Panel Paper:
Implications of Precarious Work Schedules for the Expansion of Work Requirements in Safety Net Programs
*Names in bold indicate Presenter
This study draws on data from the December 2018 Well-Being and Basic Needs Survey—a nationally representative, internet-based survey of approximately 7,500 US nonelderly adults—to examine the prevalence of precarious work schedules among workers whose families participate in safety net programs. We find that, among nondisabled adults whose families participated in SNAP, TANF, rental assistance programs, or Medicaid or other public health insurance coverage in the past year, nearly 60 percent were working at the time of the survey, including nearly half who worked for an employer at their main job. Workers participating in safety net programs were more likely than nonparticipants to report working a rotating, split, or irregular work shift schedule (19.9 percent versus 14.4 percent) and less likely to work a regular daytime shift (58.3 percent versus 74.5 percent). They were also more likely to experience large fluctuations in weekly hours worked in the past month.

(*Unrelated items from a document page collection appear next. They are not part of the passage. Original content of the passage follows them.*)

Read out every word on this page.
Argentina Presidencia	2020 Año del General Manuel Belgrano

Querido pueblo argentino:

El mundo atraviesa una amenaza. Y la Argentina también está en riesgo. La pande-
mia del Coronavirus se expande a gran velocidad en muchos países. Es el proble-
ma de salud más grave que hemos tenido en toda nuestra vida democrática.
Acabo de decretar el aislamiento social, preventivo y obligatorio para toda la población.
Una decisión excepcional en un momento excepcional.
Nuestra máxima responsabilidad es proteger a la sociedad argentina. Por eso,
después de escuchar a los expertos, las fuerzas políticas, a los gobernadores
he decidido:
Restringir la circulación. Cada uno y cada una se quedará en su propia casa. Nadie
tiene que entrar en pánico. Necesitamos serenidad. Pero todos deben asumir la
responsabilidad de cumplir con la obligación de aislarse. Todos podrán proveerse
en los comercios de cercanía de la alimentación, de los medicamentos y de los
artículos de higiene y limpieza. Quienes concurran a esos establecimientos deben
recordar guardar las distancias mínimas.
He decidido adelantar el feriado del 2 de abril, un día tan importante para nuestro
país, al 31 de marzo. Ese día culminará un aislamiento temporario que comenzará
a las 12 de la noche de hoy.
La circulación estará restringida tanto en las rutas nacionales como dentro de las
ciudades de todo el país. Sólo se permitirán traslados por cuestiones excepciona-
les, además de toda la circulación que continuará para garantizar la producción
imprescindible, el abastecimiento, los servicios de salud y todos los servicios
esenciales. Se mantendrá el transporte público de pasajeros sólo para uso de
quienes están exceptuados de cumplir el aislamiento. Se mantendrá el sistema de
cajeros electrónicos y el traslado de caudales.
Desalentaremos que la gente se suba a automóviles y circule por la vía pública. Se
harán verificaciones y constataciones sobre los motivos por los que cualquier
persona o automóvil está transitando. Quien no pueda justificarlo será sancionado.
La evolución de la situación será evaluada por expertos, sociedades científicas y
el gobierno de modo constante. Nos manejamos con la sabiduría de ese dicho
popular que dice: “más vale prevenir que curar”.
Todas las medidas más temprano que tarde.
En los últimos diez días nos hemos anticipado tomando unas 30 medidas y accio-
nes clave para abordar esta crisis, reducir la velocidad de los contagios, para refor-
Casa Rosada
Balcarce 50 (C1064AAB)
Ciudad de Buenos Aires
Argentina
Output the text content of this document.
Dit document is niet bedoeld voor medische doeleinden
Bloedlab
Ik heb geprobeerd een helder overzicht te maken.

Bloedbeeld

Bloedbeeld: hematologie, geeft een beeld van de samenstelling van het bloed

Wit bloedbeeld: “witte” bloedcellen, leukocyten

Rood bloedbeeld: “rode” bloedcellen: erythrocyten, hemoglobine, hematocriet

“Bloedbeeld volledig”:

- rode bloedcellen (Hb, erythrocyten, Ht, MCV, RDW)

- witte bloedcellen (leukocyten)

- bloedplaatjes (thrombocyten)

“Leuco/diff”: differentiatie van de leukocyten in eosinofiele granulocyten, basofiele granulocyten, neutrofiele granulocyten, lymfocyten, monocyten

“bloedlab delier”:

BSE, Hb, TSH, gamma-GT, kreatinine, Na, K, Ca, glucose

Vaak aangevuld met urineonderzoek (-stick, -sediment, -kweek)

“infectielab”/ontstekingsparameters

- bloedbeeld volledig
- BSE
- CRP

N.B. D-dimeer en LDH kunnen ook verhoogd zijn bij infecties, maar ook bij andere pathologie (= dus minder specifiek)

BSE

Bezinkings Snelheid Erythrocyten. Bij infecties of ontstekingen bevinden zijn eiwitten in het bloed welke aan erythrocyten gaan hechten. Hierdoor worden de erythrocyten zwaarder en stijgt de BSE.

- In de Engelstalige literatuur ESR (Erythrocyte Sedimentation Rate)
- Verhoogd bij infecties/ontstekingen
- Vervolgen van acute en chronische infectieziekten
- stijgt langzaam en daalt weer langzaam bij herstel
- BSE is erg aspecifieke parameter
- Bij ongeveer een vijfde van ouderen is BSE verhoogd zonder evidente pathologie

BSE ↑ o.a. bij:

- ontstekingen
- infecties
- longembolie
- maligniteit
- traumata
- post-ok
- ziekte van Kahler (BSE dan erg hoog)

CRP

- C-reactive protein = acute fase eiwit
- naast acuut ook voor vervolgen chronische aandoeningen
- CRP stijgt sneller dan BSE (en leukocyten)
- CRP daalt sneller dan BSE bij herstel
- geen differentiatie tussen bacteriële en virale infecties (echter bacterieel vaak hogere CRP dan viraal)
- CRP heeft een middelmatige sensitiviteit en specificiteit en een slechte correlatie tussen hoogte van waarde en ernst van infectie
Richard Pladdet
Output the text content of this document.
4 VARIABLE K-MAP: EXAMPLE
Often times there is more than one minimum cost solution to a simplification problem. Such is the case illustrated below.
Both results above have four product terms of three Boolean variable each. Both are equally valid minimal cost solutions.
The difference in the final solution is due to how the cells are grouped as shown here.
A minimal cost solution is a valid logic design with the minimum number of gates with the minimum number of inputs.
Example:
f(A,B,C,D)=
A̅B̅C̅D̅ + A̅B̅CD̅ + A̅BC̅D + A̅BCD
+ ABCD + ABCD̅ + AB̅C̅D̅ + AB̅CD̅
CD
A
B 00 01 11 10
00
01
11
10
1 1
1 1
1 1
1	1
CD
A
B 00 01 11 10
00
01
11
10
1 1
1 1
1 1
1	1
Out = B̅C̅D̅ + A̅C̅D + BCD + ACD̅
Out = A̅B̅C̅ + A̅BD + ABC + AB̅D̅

Nearly 2 in 5 workers participating in safety net programs have no more than a week’s notice of their work schedule compared to about 1 in 5 nonparticipant workers, and safety net participants are more likely than nonparticipants to report limited control over when their workday begins and ends.
These findings suggest that current work requirement policies will increase the risk that families with working adults will lose access to public benefits if the policies are not designed to reflect the reality of instability in program participants’ work schedules.